Once the United States entered the war in Europe, Graham became an ardent supporter of the war effort, while Rosa became a fervent defender of the Russian Revolution.  Rosa never wavered in her support of the new Soviet Union, whereas some of her socialist friends who actually visited the USSR—e.g., Emma Goldman—returned totally disillusioned.  Rosa and Graham separated and eventually divorced.  Rosa went to Frankfurt, Germany in February 1933 to undergo a new radiation treatment for cancer developed by a prominent doctor who was an outspoken anti-Semite, who later became an SS officer who gave “a notorious illustrated lecture portraying cancer cells as Jews and victorious beams of radiation as Nazi storm troopers.”

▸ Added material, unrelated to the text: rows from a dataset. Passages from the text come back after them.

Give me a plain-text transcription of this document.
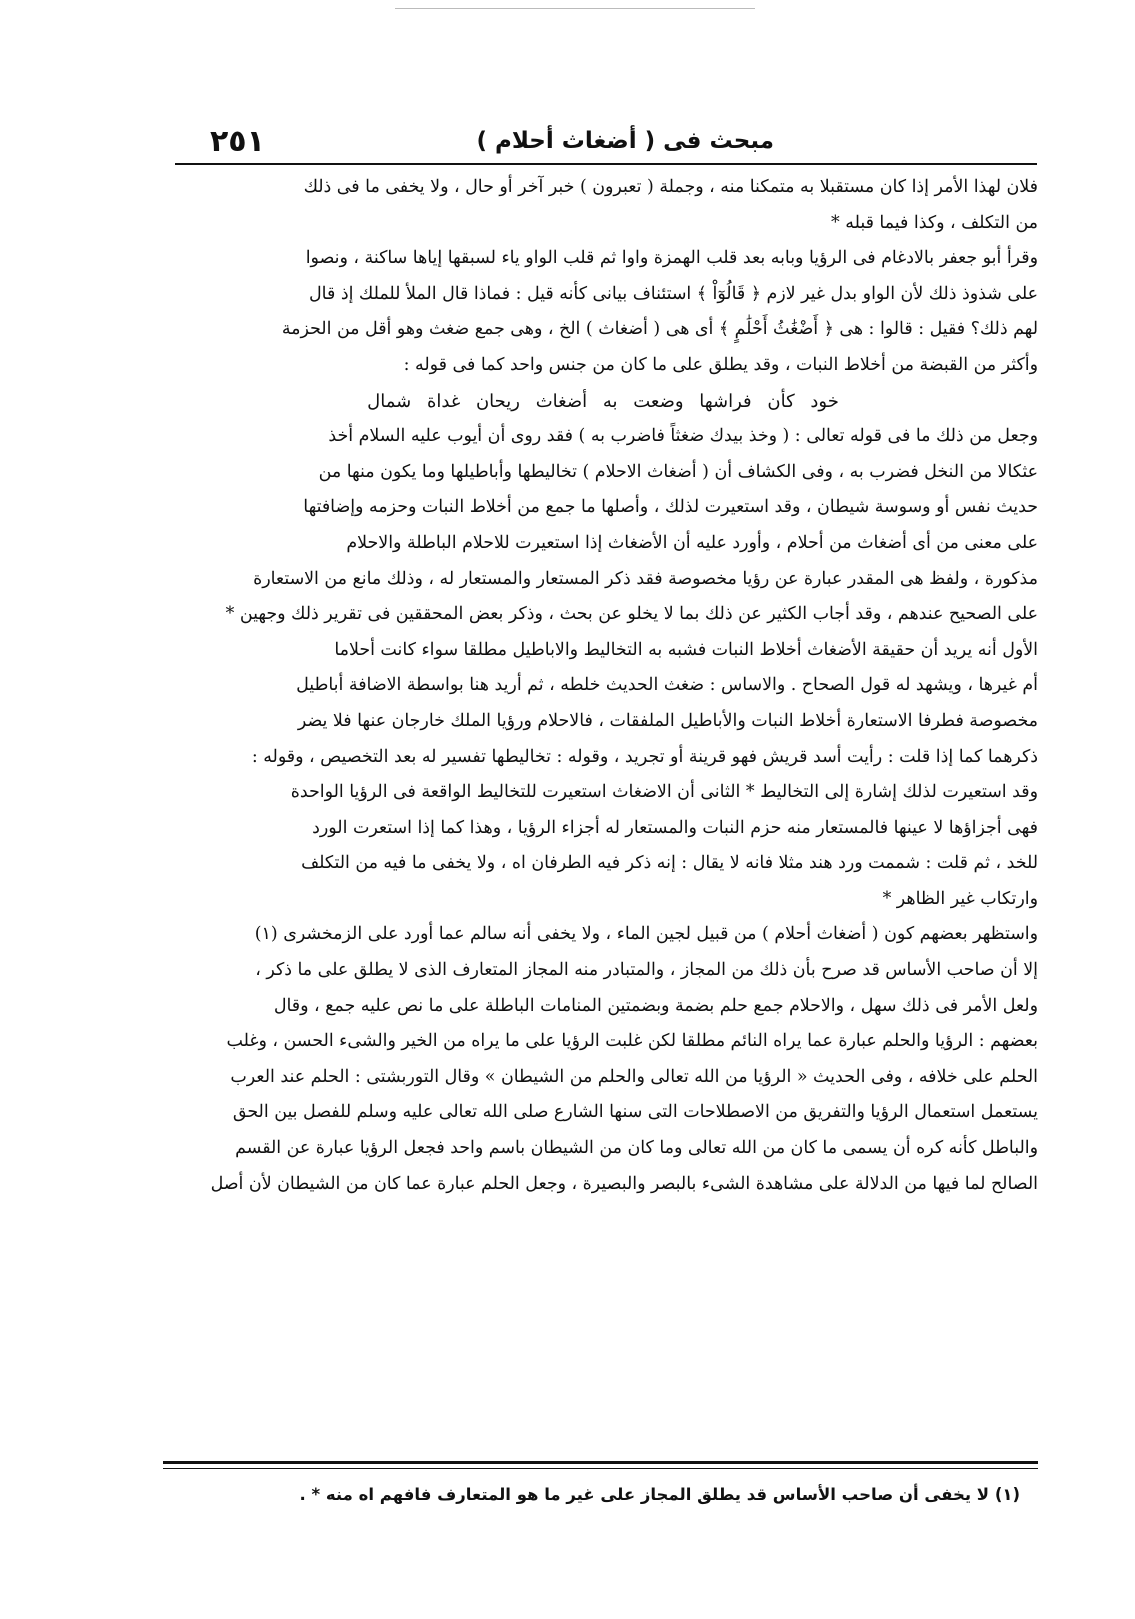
٢٥١	مبحث فى ( أضغاث أحلام )
فلان لهذا الأمر إذا كان مستقبلا به متمكنا منه ، وجملة ( تعبرون ) خبر آخر أو حال ، ولا يخفى ما فى ذلك
من التكلف ، وكذا فيما قبله *
وقرأ أبو جعفر بالادغام فى الرؤيا وبابه بعد قلب الهمزة واوا ثم قلب الواو ياء لسبقها إياها ساكنة ، ونصوا
على شذوذ ذلك لأن الواو بدل غير لازم ﴿ قَالُوٓاْ ﴾ استئناف بيانى كأنه قيل : فماذا قال الملأ للملك إذ قال
لهم ذلك؟ فقيل : قالوا : هى ﴿ أَضْغَٰثُ أَحْلَٰمٍ ﴾ أى هى ( أضغاث ) الخ ، وهى جمع ضغث وهو أقل من الحزمة
وأكثر من القبضة من أخلاط النبات ، وقد يطلق على ما كان من جنس واحد كما فى قوله :
خود كأن فراشها وضعت به أضغاث ريحان غداة شمال
وجعل من ذلك ما فى قوله تعالى : ( وخذ بيدك ضغثاً فاضرب به ) فقد روى أن أيوب عليه السلام أخذ
عثكالا من النخل فضرب به ، وفى الكشاف أن ( أضغاث الاحلام ) تخاليطها وأباطيلها وما يكون منها من
حديث نفس أو وسوسة شيطان ، وقد استعيرت لذلك ، وأصلها ما جمع من أخلاط النبات وحزمه وإضافتها
على معنى من أى أضغاث من أحلام ، وأورد عليه أن الأضغاث إذا استعيرت للاحلام الباطلة والاحلام
مذكورة ، ولفظ هى المقدر عبارة عن رؤيا مخصوصة فقد ذكر المستعار والمستعار له ، وذلك مانع من الاستعارة
على الصحيح عندهم ، وقد أجاب الكثير عن ذلك بما لا يخلو عن بحث ، وذكر بعض المحققين فى تقرير ذلك وجهين *
الأول أنه يريد أن حقيقة الأضغاث أخلاط النبات فشبه به التخاليط والاباطيل مطلقا سواء كانت أحلاما
أم غيرها ، ويشهد له قول الصحاح . والاساس : ضغث الحديث خلطه ، ثم أريد هنا بواسطة الاضافة أباطيل
مخصوصة فطرفا الاستعارة أخلاط النبات والأباطيل الملفقات ، فالاحلام ورؤيا الملك خارجان عنها فلا يضر
ذكرهما كما إذا قلت : رأيت أسد قريش فهو قرينة أو تجريد ، وقوله : تخاليطها تفسير له بعد التخصيص ، وقوله :
وقد استعيرت لذلك إشارة إلى التخاليط * الثانى أن الاضغاث استعيرت للتخاليط الواقعة فى الرؤيا الواحدة
فهى أجزاؤها لا عينها فالمستعار منه حزم النبات والمستعار له أجزاء الرؤيا ، وهذا كما إذا استعرت الورد
للخد ، ثم قلت : شممت ورد هند مثلا فانه لا يقال : إنه ذكر فيه الطرفان اه ، ولا يخفى ما فيه من التكلف
وارتكاب غير الظاهر *
واستظهر بعضهم كون ( أضغاث أحلام ) من قبيل لجين الماء ، ولا يخفى أنه سالم عما أورد على الزمخشرى (١)
إلا أن صاحب الأساس قد صرح بأن ذلك من المجاز ، والمتبادر منه المجاز المتعارف الذى لا يطلق على ما ذكر ،
ولعل الأمر فى ذلك سهل ، والاحلام جمع حلم بضمة وبضمتين المنامات الباطلة على ما نص عليه جمع ، وقال
بعضهم : الرؤيا والحلم عبارة عما يراه النائم مطلقا لكن غلبت الرؤيا على ما يراه من الخير والشىء الحسن ، وغلب
الحلم على خلافه ، وفى الحديث « الرؤيا من الله تعالى والحلم من الشيطان » وقال التوربشتى : الحلم عند العرب
يستعمل استعمال الرؤيا والتفريق من الاصطلاحات التى سنها الشارع صلى الله تعالى عليه وسلم للفصل بين الحق
والباطل كأنه كره أن يسمى ما كان من الله تعالى وما كان من الشيطان باسم واحد فجعل الرؤيا عبارة عن القسم
الصالح لما فيها من الدلالة على مشاهدة الشىء بالبصر والبصيرة ، وجعل الحلم عبارة عما كان من الشيطان لأن أصل
(١) لا يخفى أن صاحب الأساس قد يطلق المجاز على غير ما هو المتعارف فافهم اه منه * .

Adam Hochschild is a historian in the best tradition of Barbara Tuchman, Paul Johnson, Bruce Catton, and others who write scholarly researched history in a style than can be enjoyable to read as well as informative.  I have read 2 of his earlier books, King Leopold’s Ghost (1998) and To End All Wars (2011) and adopted them as reading for history courses I taught as a history professor.  When I first heard of Rebel Cinderella, I knew I was in for a great reading experience.  I was not disappointed.  Rebel Cinderella appears at just the right time.  The 2020 presidential election has opened up interest in the history of socialism in America’s history, as well as comparisons of the era known as the Gilded Age and our own time, considered by many to be a second Gilded Age.

As both a retired history professor and one who enjoys a good book, I wholeheartedly recommend Adam Hochschild’s Rebel Cinderella : Rose Pastor Stokes: Sweatshop Immigrant, Aristocrat’s Wife, Socialist Crusader (Boston: Houghton Mifflin Harcourt, 2020).